Bradley Heath, Colby Jensen
Nuclear Technology | Volume 206 | Number 9 | September 2020 | Pages 1436-1448
Technical Paper | doi.org/10.1080/00295450.2020.1725370
Articles are hosted by Taylor and Francis Online.
The Transient Reactor Test (TREAT) Facility is a graphite reactor capable of delivering tailored power histories to unique experiment designs. Frequently, these experiments are designed to simulate a specific reactor transient to perform detailed studies of reactor fuel behavior. The reactor core is uniquely designed to allow a limited energy release and resulting peak fuel cladding temperature such that thermal feedback mechanisms shut the reactor power transient down in a passive manner, thus maximizing the lifetime of the reactor fuel cladding. The reactor is air cooled; however, the cooling system does not serve a safety function. The air cooling is typically used for four main functions: (1) accelerate cooling of the reactor core to ambient temperature post transient operations, (2) remove activated gases from the reactor cavity, (3) perform heat balance for power calibration, and (4) maintain criticality on extended steady-state runs or shaped transients.

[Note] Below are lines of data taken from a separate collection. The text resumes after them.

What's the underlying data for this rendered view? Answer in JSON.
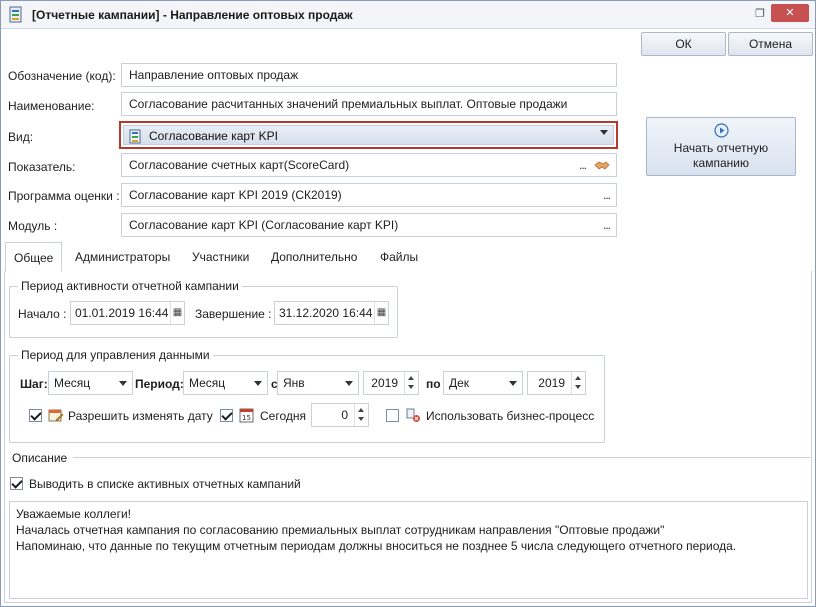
{
  "window": {
    "title": "[Отчетные кампании] - Направление оптовых продаж",
    "ok_label": "ОК",
    "cancel_label": "Отмена"
  },
  "form": {
    "code": {
      "label": "Обозначение (код):",
      "value": "Направление оптовых продаж"
    },
    "name": {
      "label": "Наименование:",
      "value": "Согласование расчитанных значений премиальных выплат. Оптовые продажи"
    },
    "kind": {
      "label": "Вид:",
      "value": "Согласование карт KPI"
    },
    "indicator": {
      "label": "Показатель:",
      "value": "Согласование счетных карт(ScoreCard)",
      "dots": "..."
    },
    "program": {
      "label": "Программа оценки :",
      "value": "Согласование карт KPI 2019 (СК2019)",
      "dots": "..."
    },
    "module": {
      "label": "Модуль :",
      "value": "Согласование карт KPI (Согласование карт KPI)",
      "dots": "..."
    },
    "start_button": {
      "line1": "Начать отчетную",
      "line2": "кампанию"
    }
  },
  "tabs": [
    {
      "label": "Общее",
      "active": true
    },
    {
      "label": "Администраторы",
      "active": false
    },
    {
      "label": "Участники",
      "active": false
    },
    {
      "label": "Дополнительно",
      "active": false
    },
    {
      "label": "Файлы",
      "active": false
    }
  ],
  "activity_period": {
    "title": "Период активности отчетной кампании",
    "start_label": "Начало :",
    "start_value": "01.01.2019 16:44",
    "end_label": "Завершение :",
    "end_value": "31.12.2020 16:44"
  },
  "data_period": {
    "title": "Период для управления данными",
    "step_label": "Шаг:",
    "step_value": "Месяц",
    "period_label": "Период:",
    "period_value": "Месяц",
    "from_label": "с",
    "from_month": "Янв",
    "from_year": "2019",
    "to_label": "по",
    "to_month": "Дек",
    "to_year": "2019",
    "allow_change_date": {
      "label": "Разрешить изменять дату",
      "checked": true
    },
    "today": {
      "label": "Сегодня",
      "checked": true,
      "value": "0"
    },
    "use_business_process": {
      "label": "Использовать бизнес-процесс",
      "checked": false
    }
  },
  "description": {
    "title": "Описание",
    "show_in_active": {
      "label": "Выводить в списке активных отчетных кампаний",
      "checked": true
    },
    "lines": [
      "Уважаемые коллеги!",
      "Началась отчетная кампания по согласованию премиальных выплат сотрудникам направления \"Оптовые продажи\"",
      "Напоминаю, что данные по текущим отчетным периодам должны вноситься не позднее 5 числа следующего отчетного периода."
    ]
  },
  "colors": {
    "highlight_border": "#b3392c",
    "window_border": "#8a9bb3",
    "close_button": "#c75050"
  }
}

With the restart of the reactor, these systems are now fully operational and have been exercised during the past year for the first time in more than 20 years. This paper summarizes the thermal properties of the core and the thermal-hydraulic design of the TREAT Facility and presents selected results of temperature profiles resulting from operation. Conservatively estimated maximum transient energy and steady-state power is provided.